Burger: Eat it right side up or upside down?
If that’s your response, right away I know you have a problem with this concept. Or, possibly, you line up with my wife, Carol, who thinks I’m a bit eccentric when it comes to some things, among them being that proper consumption of a burger—or a sandwich, for that matter—is to eat it right side up, that is, holding it so that the bottom half of the bun is on the bottom and the top half of the bun on the top.
Eating it otherwise is to eat it upside down and thereby eating it in the wrong manner. How crass! Besides, if eaten upside down, the burger or sandwich likely will not have the same flavor as when eaten properly, which is right side up.
For those of you who know this, what I’ve said is perfectly clear and sensible. You readily accept and understand that when burgers and sandwiches were invented the intention was that they be eaten right side up. I think that was written in stone; you just have to find the right cave wall to see it for yourself.
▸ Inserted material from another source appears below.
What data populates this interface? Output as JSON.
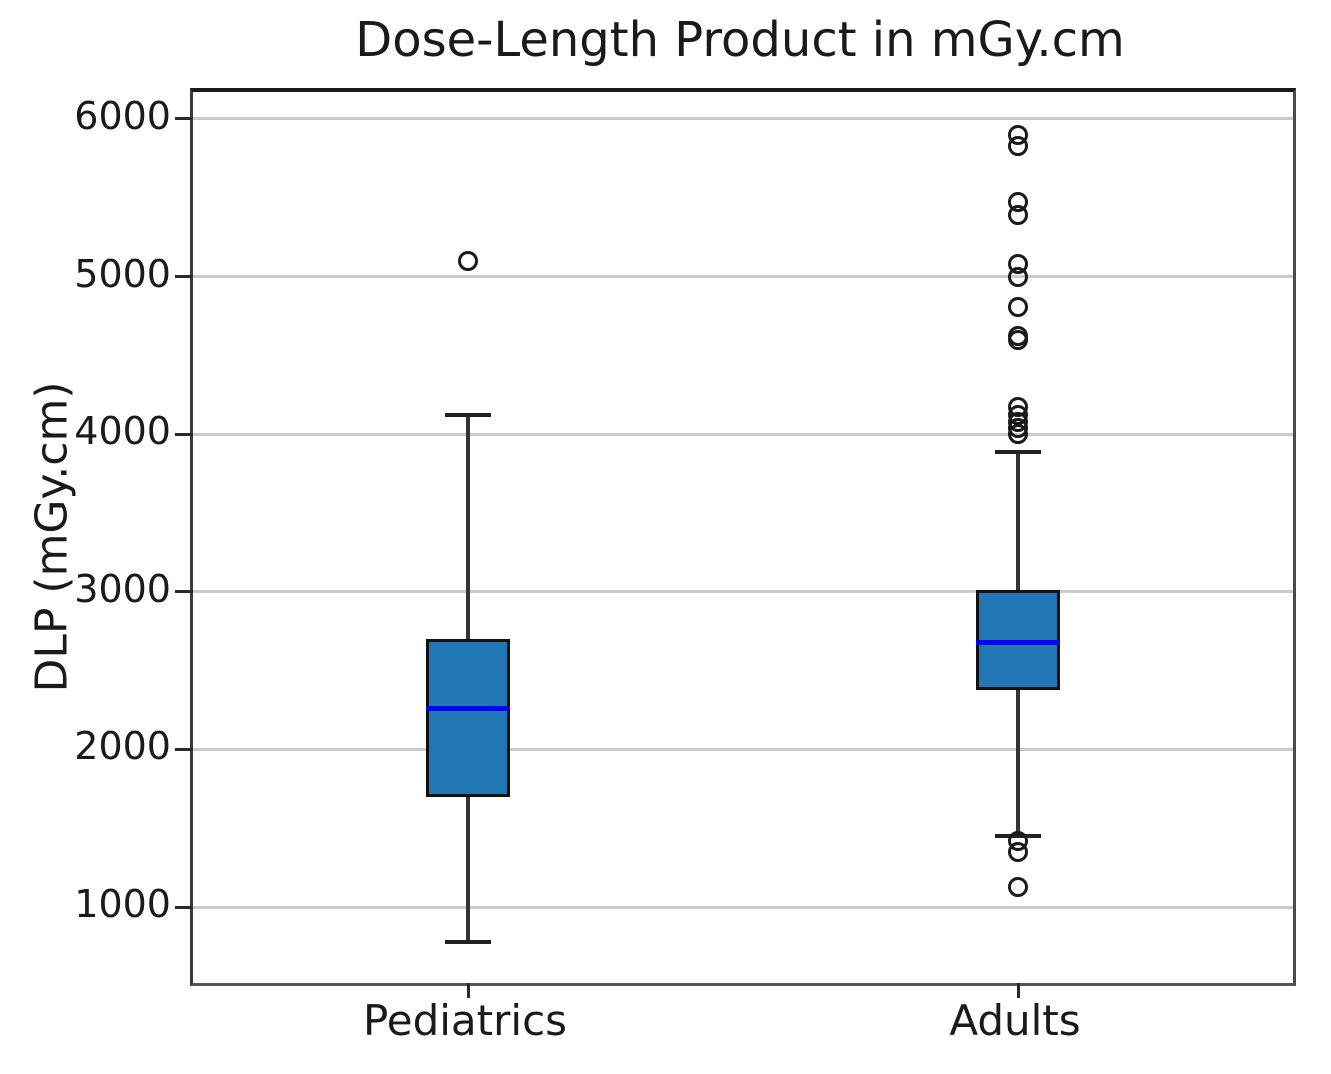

However, those of you who, like my wife, shrug your shoulders, affix a smirk on your face, and mutter some off-handed comment like, “Well, whatever…,” it’s time to sink your teeth into a little burger-and-sandwich enlightenment. Some of this will be self-evident or simply stating the obvious, but that doesn’t take away from the validity of the truth being here presented.
With burgers, the first necessity is the bun. Of course, you know that a bun has a top and a bottom. The bottom is the flat portion, and the rounded part is the top. When the bun is sliced and separated into two parts, the bottom is the portion with the flat side. Actually, the bottom now has two flat sides, the one created in the baking of the bun and the one created when the bun was severed into two parts. The baked bottom flat side remains the bottom of the burger, and the new flat side of the bottom bun portion becomes a key part of the inside of the bun and a foundation on which the inside of the burger is built. Is that clear? If not, perhaps reading it again more slowly will help.
The severed portion of the bun that was the rounded part before the bun was sliced is the top. Of course, it now has a flat side, which is the bottom part of the top half of the bun and is key to topping off the top of the burger when the insides are in place. Clear? If not, repeat instructions above.
A sandwich, like a burger, has a top and a bottom, a truism that some of you may never have thought about. Whereas the initial form of a bun makes the top and bottom clear, the same is not true for a sandwich—at least, not for sandwiches made with two slices of bread rather than on a bun, as is sometimes the case in a restaurant. For a sandwich made with two slices of bread, the top and bottom are determined by the sandwich maker, who has the right to designate which slice is the top and which the bottom. From there, though, top and bottom become critically important.
Not only are burgers and sandwiches intended to be eaten right side up and not upside down, they are to be made with the meat—burger patty, sliced turkey or chicken, tuna salad, whatever—placed on the bottom bun portion or bottom slice, not on the top. If cheese is a component, it goes on top of the meat. Then come the other ingredients: onion (a necessity for any real burger or sandwich), tomato, pickle, and lettuce.
When those are in place, the top half of the bun or the top slice of bread is placed on top, and the burger/sandwich is ready to eat. Notice, at this point the burger or sandwich is right side up, the natural order. One then picks up the burger or sandwich maintaining its right-side-up status and eats.
Obviously, that’s the proper and intended order of building and pattern for eating burgers and sandwiches. Why would one be considered eccentric for holding to a firm conviction that this is the intended manner of eating these two life staples?